蒸気駆動発電機の製作
全長7センチ程の大きさですが、実際に蒸気の力でタービンで回し発電します。
実際に蒸気駆動で発電して前照燈を点燈したいと憧れていましたが、値段が高くて指をくわえて眺めていました。そこでなんとか自作出来ないかと挑戦しました。「壊れたらダミーだ」と気楽に廃品利用して製作しましたが、完成してから4ヶ月目の運転会でも蒸気や煙室の熱に耐えて元気に稼動しています。
コイルが固定で磁石を回転しブラシの無い交流発電機が寿命の点で理想ですが、球は発光ダイオード(電球色がある)と割り切れば小型のモーターが利用できます。ただし、ミニ四駆などのマブチモーターはマグネットが強力で起動時に大トルクが必要です。蒸気タービンは起動トルクが小さいので不向きです。使わなくなった古いラジコンのサーボが有ったのでバラして中のモーターを指で回すと、軽く回るので利用することにしました。
サーボを2個バラしたら同じモーターが2個出てきたので、1個をタービンに利用することにしました。モーターをバラして、ブラシとマグネット及び回転子のコイルも巻き解き、三極のコアをタービンブレードに利用します。モーターケースと回転子にマグネット分の隙間が出来て蒸気の効率が悪いので、ビールの空き缶のアルミ板を羽根状に接着します。蒸気ノズルと排気パイプは蒸気の流れを考えてケースに半田付けします。タービンと言うよりは水車です、写真を参考にしてください。
真鍮板を曲げて架台を造り、タービンと発電機を向かい合わせに架台に半田付けします。この時、出来るだけ両方が直線になる様センターを出します。モーターのシャフトに付いていたピニオンギア同士を、硬化しても柔軟性の残るシリコン系の接着剤(コニシ製のサイレックス等)で接着し、ジョイントとします。この時点でエアーテストしましたが、2K以下の圧でLEDが5個程度点燈し、10分間の耐久試験もパスして実用になりそうなので外観の製作に進みました。
旋盤など工作機械無しで金属の塊感を出し簡単に作れる方法を考えました。出来上がった蒸気発電機ユニットにエポキシ粘土(コニシ製)を貼り付け、盛り上げます。ホームセンターやスーパーで手に入りますが、指先でこねると30分程で硬化しプラスチックの塊になります。

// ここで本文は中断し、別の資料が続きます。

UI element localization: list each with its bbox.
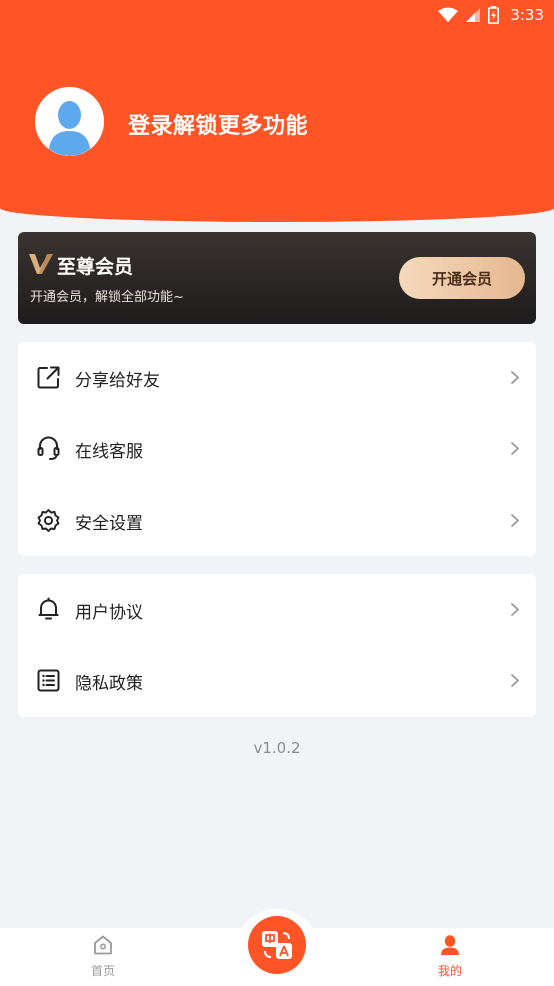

ヤスリやペーパー、彫刻刀、鋸歯などで簡単に削れるので、実物の写真を参考に形を整えます。排気管の消音器やエルボー、配電箱などもエポキシ粘土で作りましたが、ヒンジなどの小物を真鍮板の端材で作るとリアル感が出ます。つや消しの黒でスプレーして完成です。熱にも強く、中身がプラスチックとは思えない質感です。

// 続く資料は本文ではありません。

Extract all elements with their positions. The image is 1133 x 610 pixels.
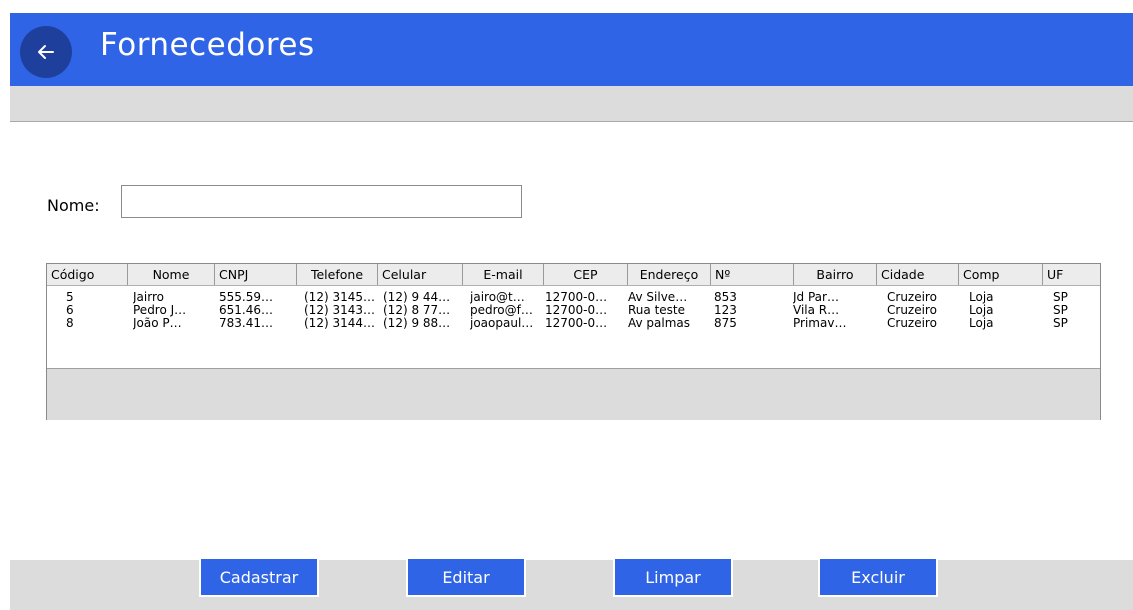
column-header-comp[interactable]: Comp: [959, 264, 1043, 285]
cell-bairro: Vila R…: [793, 304, 840, 317]
table-row[interactable]: 5 Jairro 555.59… (12) 3145… (12) 9 44… j…: [47, 291, 1100, 304]
back-button[interactable]: [20, 26, 72, 78]
cell-celular: (12) 9 44…: [383, 291, 451, 304]
cell-uf: SP: [1053, 304, 1068, 317]
cell-codigo: 5: [66, 291, 74, 304]
limpar-button[interactable]: Limpar: [613, 557, 733, 597]
cell-endereco: Rua teste: [628, 304, 685, 317]
cell-comp: Loja: [969, 304, 994, 317]
column-header-numero[interactable]: Nº: [711, 264, 794, 285]
cell-cidade: Cruzeiro: [887, 304, 937, 317]
cell-bairro: Primav…: [793, 317, 847, 330]
cell-nome: João P…: [133, 317, 182, 330]
cell-telefone: (12) 3143…: [304, 304, 375, 317]
cell-cidade: Cruzeiro: [887, 291, 937, 304]
cell-cnpj: 783.41…: [219, 317, 273, 330]
cell-codigo: 8: [66, 317, 74, 330]
app-header: Fornecedores: [10, 13, 1133, 86]
column-header-celular[interactable]: Celular: [378, 264, 463, 285]
cadastrar-button[interactable]: Cadastrar: [199, 557, 319, 597]
cell-cep: 12700-0…: [545, 291, 608, 304]
column-header-uf[interactable]: UF: [1043, 264, 1102, 285]
cell-cidade: Cruzeiro: [887, 317, 937, 330]
name-input[interactable]: [121, 185, 522, 218]
arrow-left-icon: [38, 45, 54, 59]
column-header-bairro[interactable]: Bairro: [794, 264, 877, 285]
cell-email: jairo@t…: [470, 291, 525, 304]
column-header-cnpj[interactable]: CNPJ: [215, 264, 297, 285]
page-title: Fornecedores: [100, 27, 315, 63]
cell-celular: (12) 8 77…: [383, 304, 451, 317]
cell-cep: 12700-0…: [545, 317, 608, 330]
table-body: 5 Jairro 555.59… (12) 3145… (12) 9 44… j…: [47, 286, 1100, 368]
table-header: Código Nome CNPJ Telefone Celular E-mail…: [47, 264, 1100, 286]
cell-celular: (12) 9 88…: [383, 317, 451, 330]
cell-cnpj: 651.46…: [219, 304, 273, 317]
table-footer: [47, 368, 1100, 420]
cell-email: pedro@f…: [470, 304, 533, 317]
cell-comp: Loja: [969, 317, 994, 330]
cell-nome: Jairro: [133, 291, 164, 304]
excluir-button[interactable]: Excluir: [818, 557, 938, 597]
suppliers-table[interactable]: Código Nome CNPJ Telefone Celular E-mail…: [46, 263, 1101, 420]
cell-cep: 12700-0…: [545, 304, 608, 317]
column-header-cidade[interactable]: Cidade: [877, 264, 959, 285]
cell-endereco: Av palmas: [628, 317, 691, 330]
name-label: Nome:: [47, 196, 100, 215]
cell-codigo: 6: [66, 304, 74, 317]
cell-telefone: (12) 3145…: [304, 291, 375, 304]
column-header-endereco[interactable]: Endereço: [628, 264, 711, 285]
editar-button[interactable]: Editar: [406, 557, 526, 597]
cell-numero: 853: [714, 291, 737, 304]
cell-numero: 123: [714, 304, 737, 317]
column-header-codigo[interactable]: Código: [47, 264, 128, 285]
cell-uf: SP: [1053, 291, 1068, 304]
column-header-nome[interactable]: Nome: [128, 264, 215, 285]
cell-endereco: Av Silve…: [628, 291, 688, 304]
column-header-email[interactable]: E-mail: [463, 264, 544, 285]
table-row[interactable]: 6 Pedro J… 651.46… (12) 3143… (12) 8 77……: [47, 304, 1100, 317]
table-row[interactable]: 8 João P… 783.41… (12) 3144… (12) 9 88… …: [47, 317, 1100, 330]
cell-cnpj: 555.59…: [219, 291, 273, 304]
cell-nome: Pedro J…: [133, 304, 187, 317]
toolbar-strip: [10, 86, 1133, 122]
cell-telefone: (12) 3144…: [304, 317, 375, 330]
cell-bairro: Jd Par…: [793, 291, 839, 304]
column-header-telefone[interactable]: Telefone: [297, 264, 378, 285]
cell-numero: 875: [714, 317, 737, 330]
action-bar: [10, 560, 1133, 610]
cell-uf: SP: [1053, 317, 1068, 330]
column-header-cep[interactable]: CEP: [544, 264, 628, 285]
cell-comp: Loja: [969, 291, 994, 304]
cell-email: joaopaul…: [470, 317, 534, 330]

前照燈も100円均一のライトのレンズ、エポキシ粘土の後蓋、真鍮板を筒状に丸めて胴部を作り黒のつや消しでスプレーします。やはり、ヒンジ、取っ手など小物類を真鍮、鉄線などで作るのがコツです。
蒸気バルブを開くと一人前に「ヒュ〜ン」と軽いタービン音を発して点燈します。廃品利用1000円以内、特別な工具無しで製作できるので秋の夜長を楽しんでください。